If anyone is going to convert Julia and get Jesus points it's going to us, not you. So you might as well chill out because sending repeated anonymous comments after someone tells you to stop is NOT the way to show Jesus's love. It's people like you that makes my job so much harder. Stop encouraging the dislike/hatred towards Christians and maybe our community would have an easier time forming relationships with non-believers. Capeesh? Thanks.
Allison - thanks, dood. :)
And FTR, I do not dislike Christians. I just dislike having religion (of any sort) shoved down my throat. You don't do that at all.
Julia: I have to confess it has been I who has been posting anonymously. My attention was not to be offensive but to express concern. I know life gets stressful for you.. I just know for me I could not get through the tough stuff w/o Jesus Christ.
You may be mad but I just had to express my feelings. Maybe being anonymous was not the most mature way I just didn’t want to cause friction.
I guess maybe if I understood your beliefs, even though I don’t agree with them, I might be more accepting.
I apologize to you , I am sorry for doing this anonymously.
Steph
Steph from MZ or the Nov. board?
Thanks for outing yourself. You don't have to understand, really. I don't fully understand why people do have faith. I just try not to look down on them because I don't agree with them, y'know?

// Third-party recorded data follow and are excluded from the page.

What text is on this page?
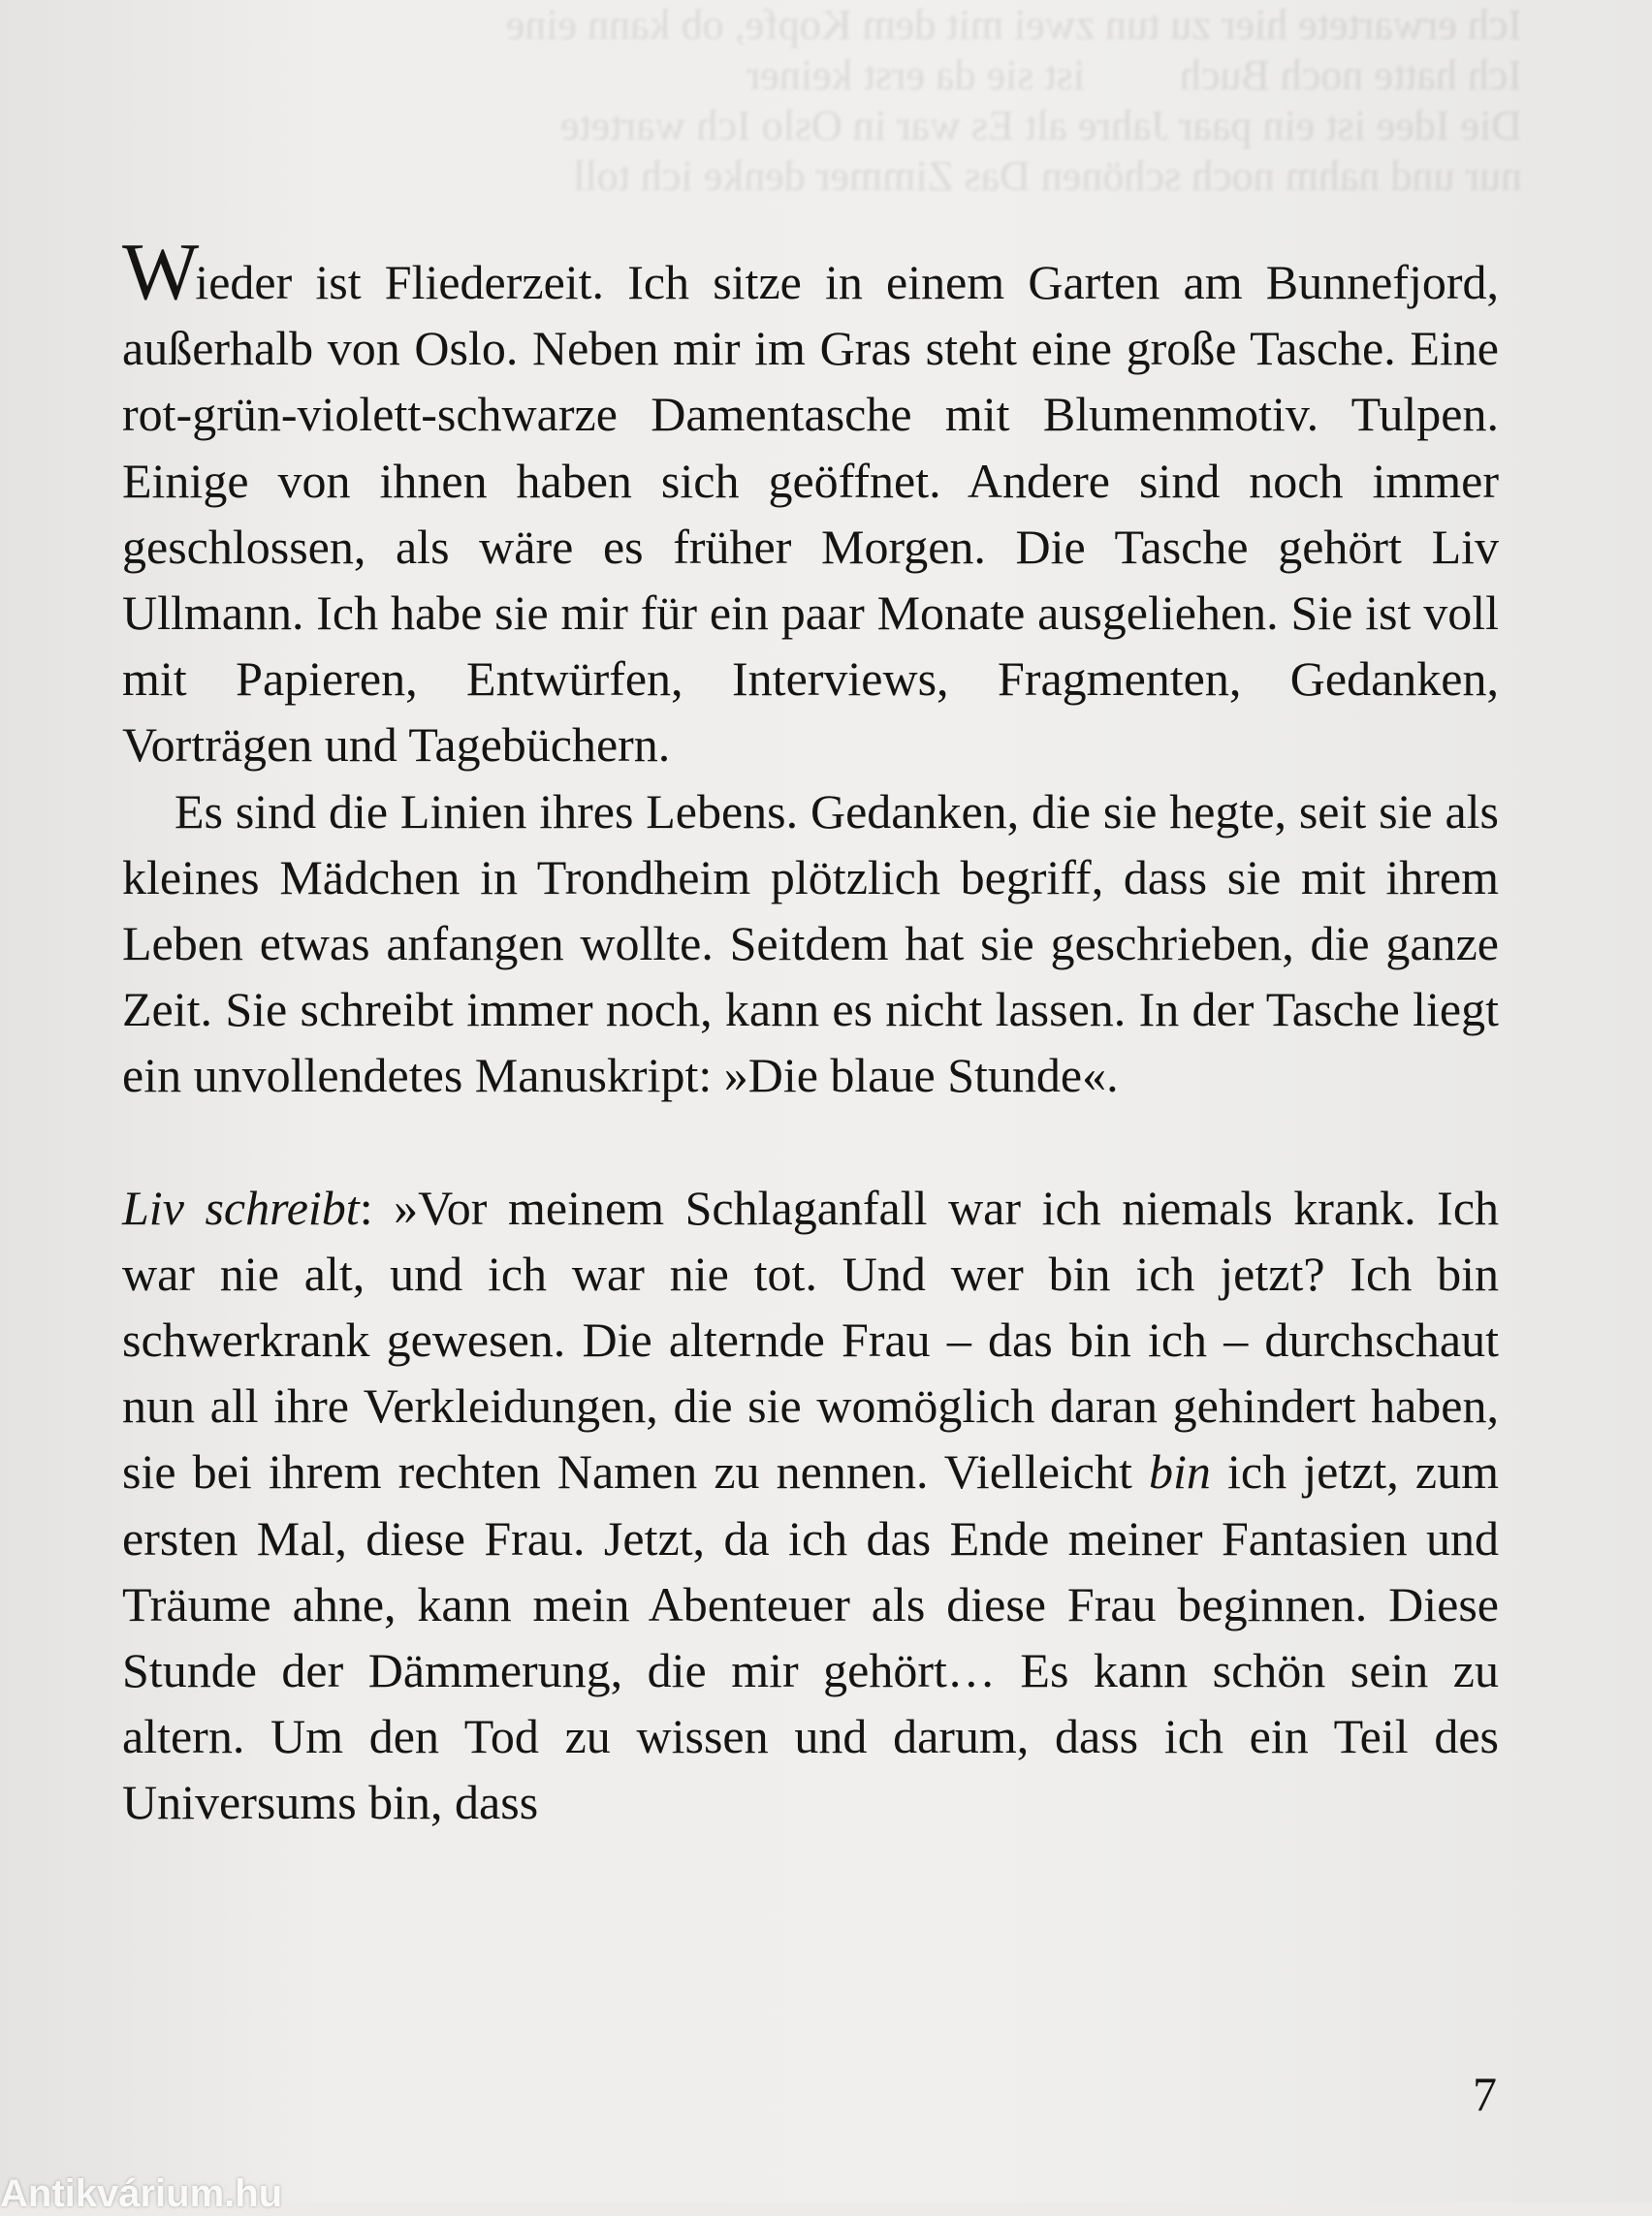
Ich erwartete hier zu tun zwei mit dem Kopfe, ob kann eine
Ich hatte noch Buch	ist sie da erst keiner
Die Idee ist ein paar Jahre alt Es war in Oslo Ich wartete
nur und nahm noch schönen Das Zimmer denke ich toll

Wieder ist Fliederzeit. Ich sitze in einem Garten am Bunnefjord, außerhalb von Oslo. Neben mir im Gras steht eine große Tasche. Eine rot-grün-violett-schwarze Damentasche mit Blumenmotiv. Tulpen. Einige von ihnen haben sich geöffnet. Andere sind noch immer geschlossen, als wäre es früher Morgen. Die Tasche gehört Liv Ullmann. Ich habe sie mir für ein paar Monate ausgeliehen. Sie ist voll mit Papieren, Entwürfen, Interviews, Fragmenten, Gedanken, Vorträgen und Tagebüchern.

Es sind die Linien ihres Lebens. Gedanken, die sie hegte, seit sie als kleines Mädchen in Trondheim plötzlich begriff, dass sie mit ihrem Leben etwas anfangen wollte. Seitdem hat sie geschrieben, die ganze Zeit. Sie schreibt immer noch, kann es nicht lassen. In der Tasche liegt ein unvollendetes Manuskript: »Die blaue Stunde«.

Liv schreibt: »Vor meinem Schlaganfall war ich niemals krank. Ich war nie alt, und ich war nie tot. Und wer bin ich jetzt? Ich bin schwerkrank gewesen. Die alternde Frau – das bin ich – durchschaut nun all ihre Verkleidungen, die sie womöglich daran gehindert haben, sie bei ihrem rechten Namen zu nennen. Vielleicht bin ich jetzt, zum ersten Mal, diese Frau. Jetzt, da ich das Ende meiner Fantasien und Träume ahne, kann mein Abenteuer als diese Frau beginnen. Diese Stunde der Dämmerung, die mir gehört… Es kann schön sein zu altern. Um den Tod zu wissen und darum, dass ich ein Teil des Universums bin, dass

7
Antikvárium.hu
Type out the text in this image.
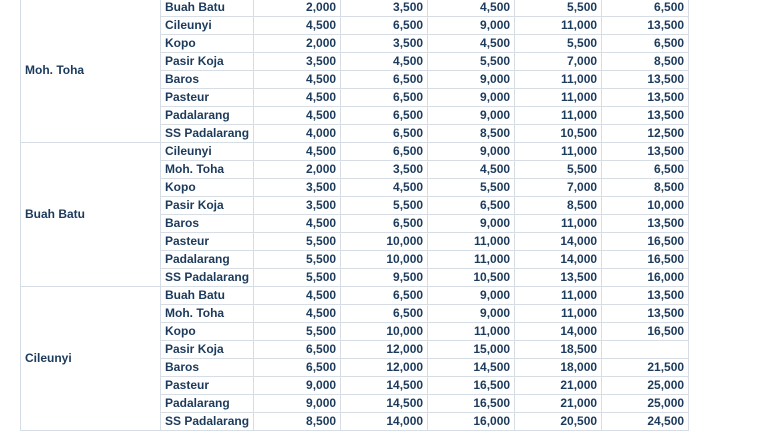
Moh. Toha	Buah Batu	2,000	3,500	4,500	5,500	6,500
	Cileunyi	4,500	6,500	9,000	11,000	13,500
	Kopo	2,000	3,500	4,500	5,500	6,500
	Pasir Koja	3,500	4,500	5,500	7,000	8,500
	Baros	4,500	6,500	9,000	11,000	13,500
	Pasteur	4,500	6,500	9,000	11,000	13,500
	Padalarang	4,500	6,500	9,000	11,000	13,500
	SS Padalarang	4,000	6,500	8,500	10,500	12,500
Buah Batu	Cileunyi	4,500	6,500	9,000	11,000	13,500
	Moh. Toha	2,000	3,500	4,500	5,500	6,500
	Kopo	3,500	4,500	5,500	7,000	8,500
	Pasir Koja	3,500	5,500	6,500	8,500	10,000
	Baros	4,500	6,500	9,000	11,000	13,500
	Pasteur	5,500	10,000	11,000	14,000	16,500
	Padalarang	5,500	10,000	11,000	14,000	16,500
	SS Padalarang	5,500	9,500	10,500	13,500	16,000
Cileunyi	Buah Batu	4,500	6,500	9,000	11,000	13,500
	Moh. Toha	4,500	6,500	9,000	11,000	13,500
	Kopo	5,500	10,000	11,000	14,000	16,500
	Pasir Koja	6,500	12,000	15,000	18,500	
	Baros	6,500	12,000	14,500	18,000	21,500
	Pasteur	9,000	14,500	16,500	21,000	25,000
	Padalarang	9,000	14,500	16,500	21,000	25,000
	SS Padalarang	8,500	14,000	16,000	20,500	24,500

It drives me nuts when people pull that preaching bs! If you don't understand where a person comes from, Steph, regardless if you agree or not, then do not comment. While you are trying to "educate" people you are doing quite the opposite. Then people wonder why they get responded to in such a manner. Get a clue and don't preach to the unwilling.
Nov. baby club
J. I would love to discuss this with you else where. Where you and I can discuss it.